LTC James E. Rudder Plaque - Pointe du Hoc
On an inside wall in the visitor center.
A rectangular bronze plaque bearing the State of Texas seal followed by the commemoration message. In November 1988, Governor Clements placed a plaque at Pointe du Hoc to commemorate the 1944 seizure by Texan Lt. Col. James Earl Rudder and the U.S. Army’s 2nd Ranger Battalion of German artillery on the cliff.
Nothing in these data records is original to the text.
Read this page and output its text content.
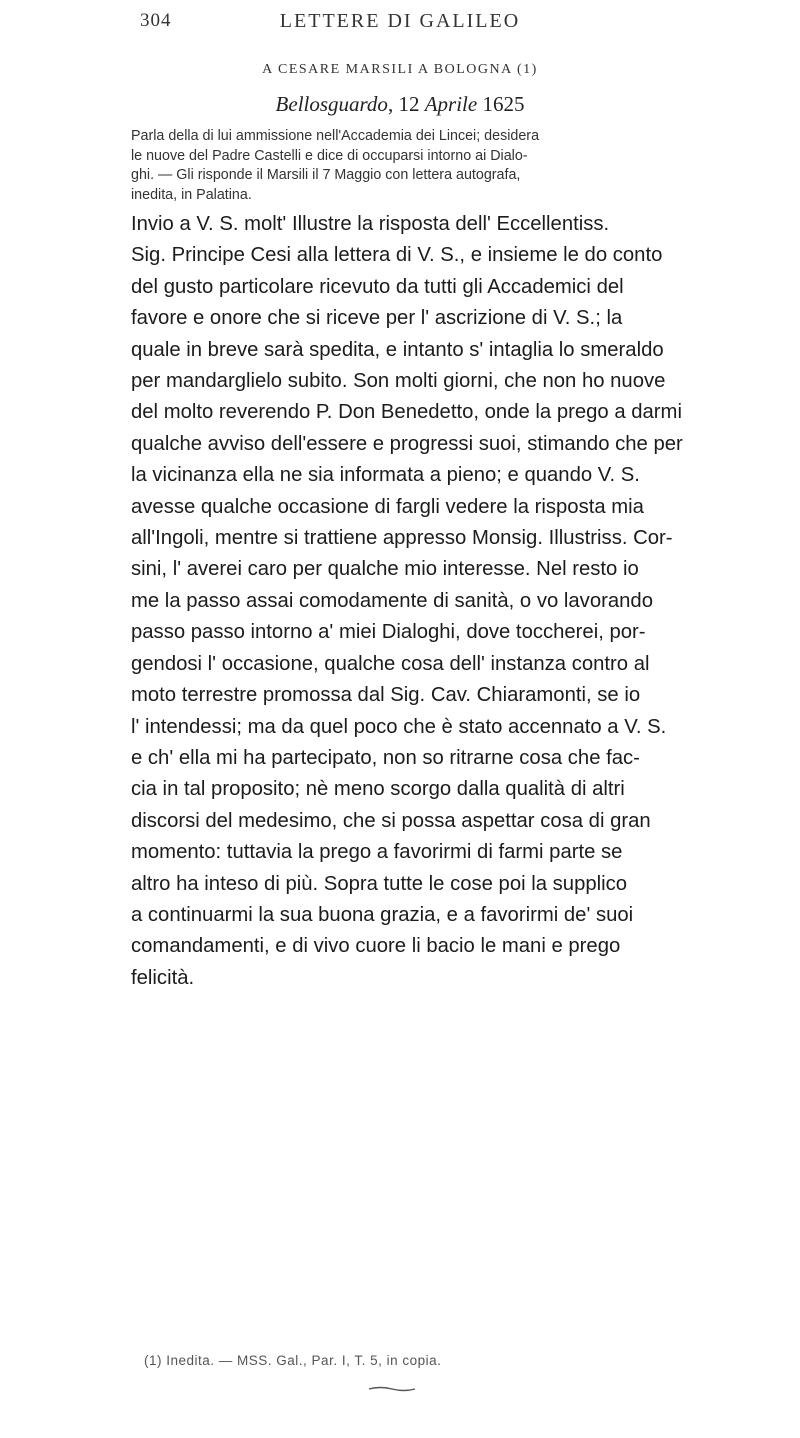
304	LETTERE DI GALILEO
A CESARE MARSILI A BOLOGNA (1)
Bellosguardo, 12 Aprile 1625

Parla della di lui ammissione nell'Accademia dei Lincei; desidera
le nuove del Padre Castelli e dice di occuparsi intorno ai Dialo-
ghi. — Gli risponde il Marsili il 7 Maggio con lettera autografa,
inedita, in Palatina.

Invio a V. S. molt' Illustre la risposta dell' Eccellentiss.
Sig. Principe Cesi alla lettera di V. S., e insieme le do conto
del gusto particolare ricevuto da tutti gli Accademici del
favore e onore che si riceve per l' ascrizione di V. S.; la
quale in breve sarà spedita, e intanto s' intaglia lo smeraldo
per mandarglielo subito. Son molti giorni, che non ho nuove
del molto reverendo P. Don Benedetto, onde la prego a darmi
qualche avviso dell'essere e progressi suoi, stimando che per
la vicinanza ella ne sia informata a pieno; e quando V. S.
avesse qualche occasione di fargli vedere la risposta mia
all'Ingoli, mentre si trattiene appresso Monsig. Illustriss. Cor-
sini, l' averei caro per qualche mio interesse. Nel resto io
me la passo assai comodamente di sanità, o vo lavorando
passo passo intorno a' miei Dialoghi, dove toccherei, por-
gendosi l' occasione, qualche cosa dell' instanza contro al
moto terrestre promossa dal Sig. Cav. Chiaramonti, se io
l' intendessi; ma da quel poco che è stato accennato a V. S.
e ch' ella mi ha partecipato, non so ritrarne cosa che fac-
cia in tal proposito; nè meno scorgo dalla qualità di altri
discorsi del medesimo, che si possa aspettar cosa di gran
momento: tuttavia la prego a favorirmi di farmi parte se
altro ha inteso di più. Sopra tutte le cose poi la supplico
a continuarmi la sua buona grazia, e a favorirmi de' suoi
comandamenti, e di vivo cuore li bacio le mani e prego
felicità.

(1) Inedita. — MSS. Gal., Par. I, T. 5, in copia.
LTC Rudder’s U.S. Army Rangers stormed the beach at Pointe du Hoc, scaling 100-ft (30-m) cliffs under enemy fire to reach and destroy a German gun battery. The battalion's casualty rate for this perilous mission was greater than 50%. Rudder himself was wounded twice during the course of the fighting. By the time of preparations for D-Day, the Wehrmacht-run battery at the top of the Pointe was marked on the Allied D-Day maps as a Rangers D-Day target - confirmed in records found in the early 21st century. By the time of the invasion, Pointe du Hoc's artillery pieces had been moved to another nearby site, replaced by telephone poles. By 0900 hours on D-Day, a two man patrol from the Rangers located the Pointe's missing guns. Sergeant Lomell and Staff Sgt. Jack E. Kuhn, using thermite grenades, disabled two of the five artillery pieces and destroyed the sighting mechanism of another. While retrieving more grenades to finish the job, a second patrol, lead by Staff Sgt. Frank A. Rupinski, also located the artillery pieces, and disabled the remainder using thermite grenades. They started a fire in the powder charges and left the area, accomplishing the goal of destroying the artillery pieces that had been targeted at Utah Beach, but were also in range of Omaha Beach. Rudder ordered his men to dig in, and they fought off German counterattacks for two days until relieved. His men and he helped to successfully establish a beachhead for the Allied forces. The siege was replicated in the 1962 epic film The Longest Day.
Source of information: www.clementscenter.org, en.wikipedia.org
ON JUNE 6, 1944, LT. COL. JAMES EARL
RUDDER (1910-1970), A NATIVE TEXAN, LED
COMPANIES D, E, AND F OF THE UNITED
STATES ARMY’S 2ND RANGER BATTALION
IN THE CAPTURE AND NEUTRALIZATION
OF THE GERMAN COASTAL BATTERY AT
POINTE DU HOC. ACCOMPLISHMENT OF THE
MISSION, WHICH INCLUDED SCALING THE
POINT’S ROCKY CLIFF, WAS SEEN AS CRUCIAL
TO THE SUCCESS OF THE ALLIED FORCES’
INVASION OF NORMANDY AND EVENTUAL
LIBERATION OF FRANCE. THE ORIGINAL
225 RUDDER’S RANGERS FOUGHT TWO
AND ONE HALF DAYS BEFORE RELIEF. 90 MEN
SURVIVED THE MISSION.
PRESENTED BY GOVERNOR WILLIAM P. CLEMENTS JR.